Il y a trente ans, le Saguenay se noyait sous des trombes d’eau qui ont arraché des vies, des maisons, des repères entiers. Parmi les survivants, une femme se souvient de tout : le grondement de la rivière qui monte, la panique dans le noir, les mains qui cherchent celles des enfants, le froid qui pénètre jusqu’aux os. Son témoignage n’est pas qu’un rappel historique, c’est une archive humaine, celle d’une mère, d’une voisine, d’une citoyenne qui a vu son quotidien basculer en quelques heures. À travers sa voix, c’est toute une communauté qui revit cette nuit terrible, où l’eau a emporté bien plus que des biens matériels.
Ce que l’on oublie trop souvent dans les catastrophes naturelles, ce sont les visages qui composent les statistiques. Les aînés coincés dans leurs logements, les enfants réveillés en pleine nuit, les familles ouvrières qui n’avaient pas les moyens de tout reconstruire. Cette survivante appartient à ces gens-là, ceux dont on ne parle pas dans les rapports gouvernementaux, mais qui portent le poids du trauma et de la résilience. Sa maison a été détruite, ses souvenirs de famille engloutis, ses économies parties avec le courant. Pourtant, elle a continué, parce qu’il n’y avait pas d’autre choix.

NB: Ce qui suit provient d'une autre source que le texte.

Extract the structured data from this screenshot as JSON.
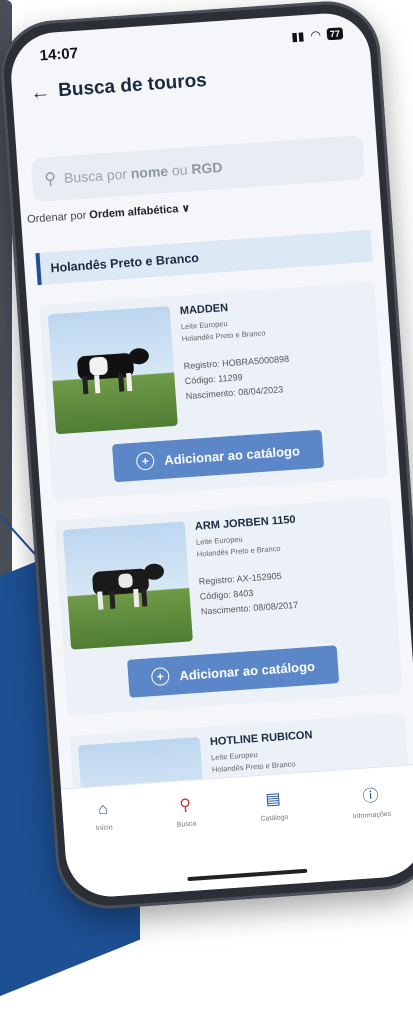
{
  "status": {
    "time": "14:07",
    "battery": "77"
  },
  "header": {
    "title": "Busca de touros"
  },
  "search": {
    "placeholder_pre": "Busca por ",
    "kw1": "nome",
    "mid": " ou ",
    "kw2": "RGD"
  },
  "sort": {
    "label": "Ordenar por ",
    "value": "Ordem alfabética ∨"
  },
  "category": "Holandês Preto e Branco",
  "add_label": "Adicionar ao catálogo",
  "bulls": [
    {
      "name": "MADDEN",
      "line1": "Leite Europeu",
      "line2": "Holandês Preto e Branco",
      "registro": "Registro: HOBRA5000898",
      "codigo": "Código: 11299",
      "nascimento": "Nascimento: 08/04/2023"
    },
    {
      "name": "ARM JORBEN 1150",
      "line1": "Leite Europeu",
      "line2": "Holandês Preto e Branco",
      "registro": "Registro: AX-152905",
      "codigo": "Código: 8403",
      "nascimento": "Nascimento: 08/08/2017"
    },
    {
      "name": "HOTLINE RUBICON",
      "line1": "Leite Europeu",
      "line2": "Holandês Preto e Branco"
    }
  ],
  "nav": [
    {
      "label": "Início",
      "icon": "home-icon"
    },
    {
      "label": "Busca",
      "icon": "search-icon"
    },
    {
      "label": "Catálogo",
      "icon": "catalog-icon"
    },
    {
      "label": "Informações",
      "icon": "info-icon"
    }
  ]
}
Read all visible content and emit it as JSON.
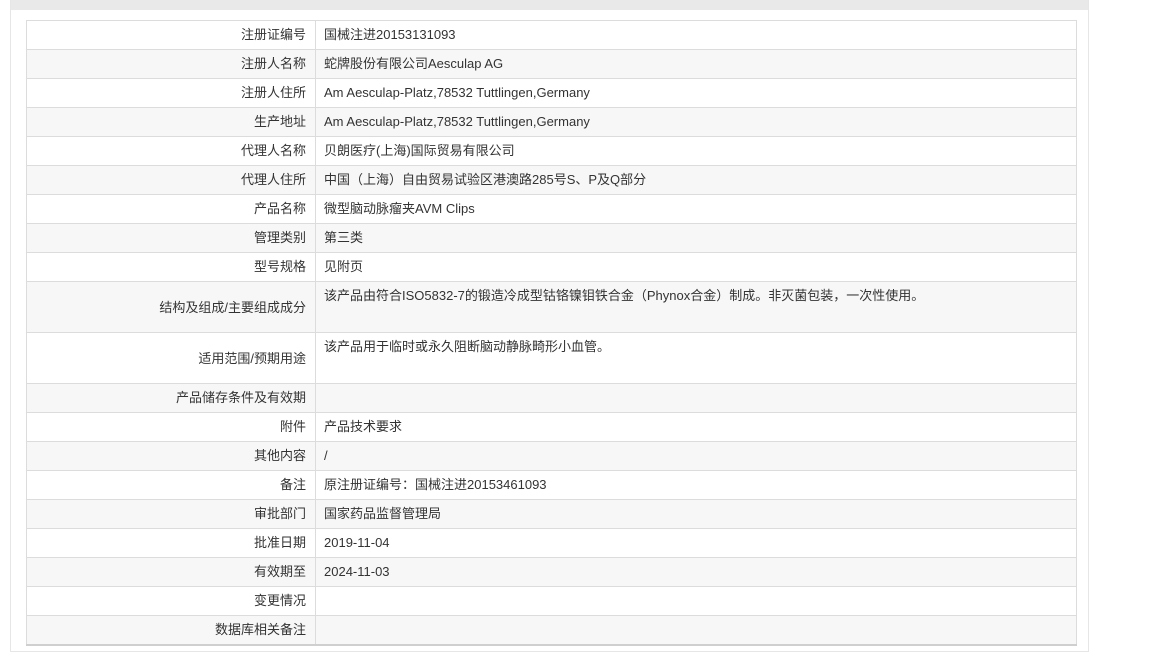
{
  "rows": [
    {
      "label": "注册证编号",
      "value": "国械注进20153131093"
    },
    {
      "label": "注册人名称",
      "value": "蛇牌股份有限公司Aesculap AG"
    },
    {
      "label": "注册人住所",
      "value": "Am Aesculap-Platz,78532 Tuttlingen,Germany"
    },
    {
      "label": "生产地址",
      "value": "Am Aesculap-Platz,78532 Tuttlingen,Germany"
    },
    {
      "label": "代理人名称",
      "value": "贝朗医疗(上海)国际贸易有限公司"
    },
    {
      "label": "代理人住所",
      "value": "中国（上海）自由贸易试验区港澳路285号S、P及Q部分"
    },
    {
      "label": "产品名称",
      "value": "微型脑动脉瘤夹AVM Clips"
    },
    {
      "label": "管理类别",
      "value": "第三类"
    },
    {
      "label": "型号规格",
      "value": "见附页"
    },
    {
      "label": "结构及组成/主要组成成分",
      "value": "该产品由符合ISO5832-7的锻造冷成型钴铬镍钼铁合金（Phynox合金）制成。非灭菌包装，一次性使用。"
    },
    {
      "label": "适用范围/预期用途",
      "value": "该产品用于临时或永久阻断脑动静脉畸形小血管。"
    },
    {
      "label": "产品储存条件及有效期",
      "value": ""
    },
    {
      "label": "附件",
      "value": "产品技术要求"
    },
    {
      "label": "其他内容",
      "value": "/"
    },
    {
      "label": "备注",
      "value": "原注册证编号：国械注进20153461093"
    },
    {
      "label": "审批部门",
      "value": "国家药品监督管理局"
    },
    {
      "label": "批准日期",
      "value": "2019-11-04"
    },
    {
      "label": "有效期至",
      "value": "2024-11-03"
    },
    {
      "label": "变更情况",
      "value": ""
    },
    {
      "label": "数据库相关备注",
      "value": ""
    }
  ]
}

La solidarité du voisinage a été, pour elle, le premier filet de sécurité. Avant même l’arrivée des secours officiels, ce sont les bras des voisins qui ont sorti les gens de l’eau, les bénévoles qui ont ouvert leurs portes, les organismes communautaires qui ont distribué des couvertures et de la nourriture. Elle parle de ces gestes, souvent invisibles, qui sauvent autant que les hélicoptères. Mais elle n’oublie pas non plus les manques : les alertes tardives, le manque de ressources pour reconstruire, les familles abandonnées à elles-mêmes une fois l’urgence passée. La mémoire collective est faite de ces deux réalités, la chaleur humaine et les failles du système.

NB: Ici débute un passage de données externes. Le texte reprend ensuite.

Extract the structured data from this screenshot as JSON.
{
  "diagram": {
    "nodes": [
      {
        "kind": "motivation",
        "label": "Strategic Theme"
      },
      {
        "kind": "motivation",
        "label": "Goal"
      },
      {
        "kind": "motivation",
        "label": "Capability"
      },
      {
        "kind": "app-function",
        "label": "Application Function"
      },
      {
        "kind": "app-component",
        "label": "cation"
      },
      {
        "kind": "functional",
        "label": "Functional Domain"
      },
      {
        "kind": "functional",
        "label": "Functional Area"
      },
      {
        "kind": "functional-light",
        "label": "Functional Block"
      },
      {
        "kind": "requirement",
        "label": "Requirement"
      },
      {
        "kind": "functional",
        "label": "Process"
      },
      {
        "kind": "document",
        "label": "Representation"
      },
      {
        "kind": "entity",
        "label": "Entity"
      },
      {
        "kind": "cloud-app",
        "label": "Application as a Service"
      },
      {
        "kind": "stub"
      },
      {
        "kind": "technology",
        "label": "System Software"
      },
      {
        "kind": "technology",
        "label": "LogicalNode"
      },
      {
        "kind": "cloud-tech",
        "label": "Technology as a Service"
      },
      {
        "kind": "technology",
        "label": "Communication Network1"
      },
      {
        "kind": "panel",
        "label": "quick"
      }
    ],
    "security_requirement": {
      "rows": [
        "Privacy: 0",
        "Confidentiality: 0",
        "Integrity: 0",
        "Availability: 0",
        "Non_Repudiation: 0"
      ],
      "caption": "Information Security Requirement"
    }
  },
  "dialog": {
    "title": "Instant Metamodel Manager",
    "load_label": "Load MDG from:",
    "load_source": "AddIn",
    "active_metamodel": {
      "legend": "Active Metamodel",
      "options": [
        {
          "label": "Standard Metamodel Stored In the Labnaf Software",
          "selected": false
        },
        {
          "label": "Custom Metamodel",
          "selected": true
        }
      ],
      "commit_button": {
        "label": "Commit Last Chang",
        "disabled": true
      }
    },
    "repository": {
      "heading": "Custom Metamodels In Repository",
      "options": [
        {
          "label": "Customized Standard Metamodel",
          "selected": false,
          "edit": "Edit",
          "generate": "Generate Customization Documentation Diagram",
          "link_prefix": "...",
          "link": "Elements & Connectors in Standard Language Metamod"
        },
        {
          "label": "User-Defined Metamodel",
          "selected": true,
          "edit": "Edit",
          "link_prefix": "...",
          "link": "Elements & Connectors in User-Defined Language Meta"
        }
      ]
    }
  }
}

Aujourd’hui, cette mémoire n’est pas qu’un souvenir : c’est un outil de prévention. En racontant ce qu’elle a vécu, cette femme protège les générations futures. Elle rappelle que les catastrophes frappent les plus vulnérables en premier, et que la vraie sécurité civile commence par l’écoute des communautés qui ont déjà payé le prix. Son récit interpelle les autorités, pousse à repenser les plans d’urgence, à ne jamais sous-estimer la puissance de l’eau ni la fragilité des infrastructures. Se souvenir, pour elle, c’est aussi exiger qu’on ne recommence pas les mêmes erreurs.

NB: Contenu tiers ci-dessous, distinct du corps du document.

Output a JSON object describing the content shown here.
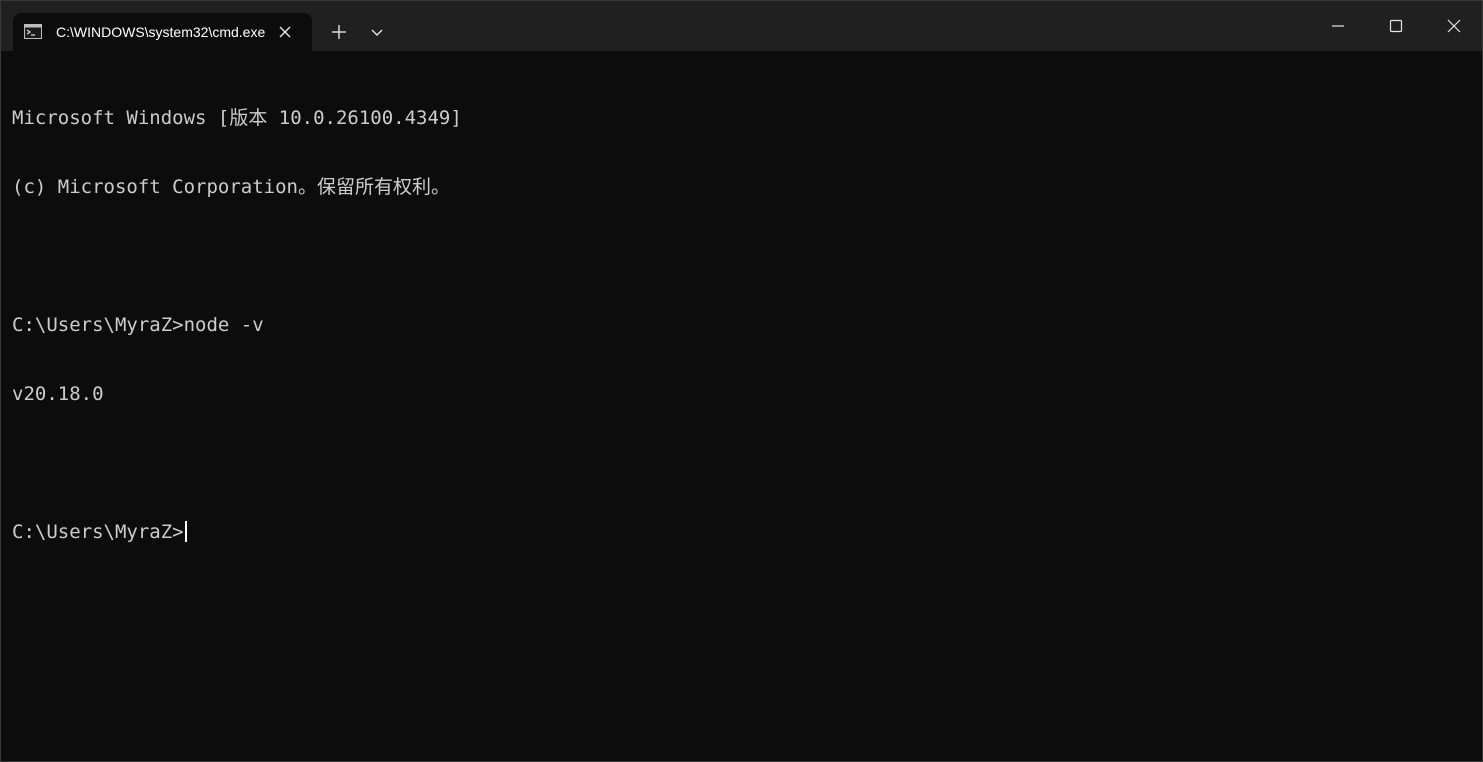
{
  "tab": {
    "title": "C:\\WINDOWS\\system32\\cmd.exe",
    "icon": "cmd-icon"
  },
  "titlebar": {
    "new_tab_icon": "plus-icon",
    "dropdown_icon": "chevron-down-icon",
    "minimize_icon": "minimize-icon",
    "maximize_icon": "maximize-icon",
    "close_icon": "close-icon"
  },
  "console": {
    "lines": [
      "Microsoft Windows [版本 10.0.26100.4349]",
      "(c) Microsoft Corporation。保留所有权利。",
      "",
      "C:\\Users\\MyraZ>node -v",
      "v20.18.0",
      ""
    ],
    "prompt": "C:\\Users\\MyraZ>"
  },
  "colors": {
    "background": "#0c0c0c",
    "titlebar": "#202020",
    "text": "#cccccc"
  }
}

Trente ans plus tard, cette survivante du déluge du Saguenay continue de témoigner, non par nostalgie, mais par responsabilité. Son histoire est un acte de soin envers sa communauté, un héritage transmis aux enfants, aux voisins, aux décideurs. Elle montre que la mémoire n’est pas figée dans le passé, elle est vivante, elle parle, elle protège. Et dans un contexte où les changements climatiques multiplient les catastrophes naturelles, sa voix résonne plus fort que jamais : se souvenir, c’est aussi veiller sur les vivants.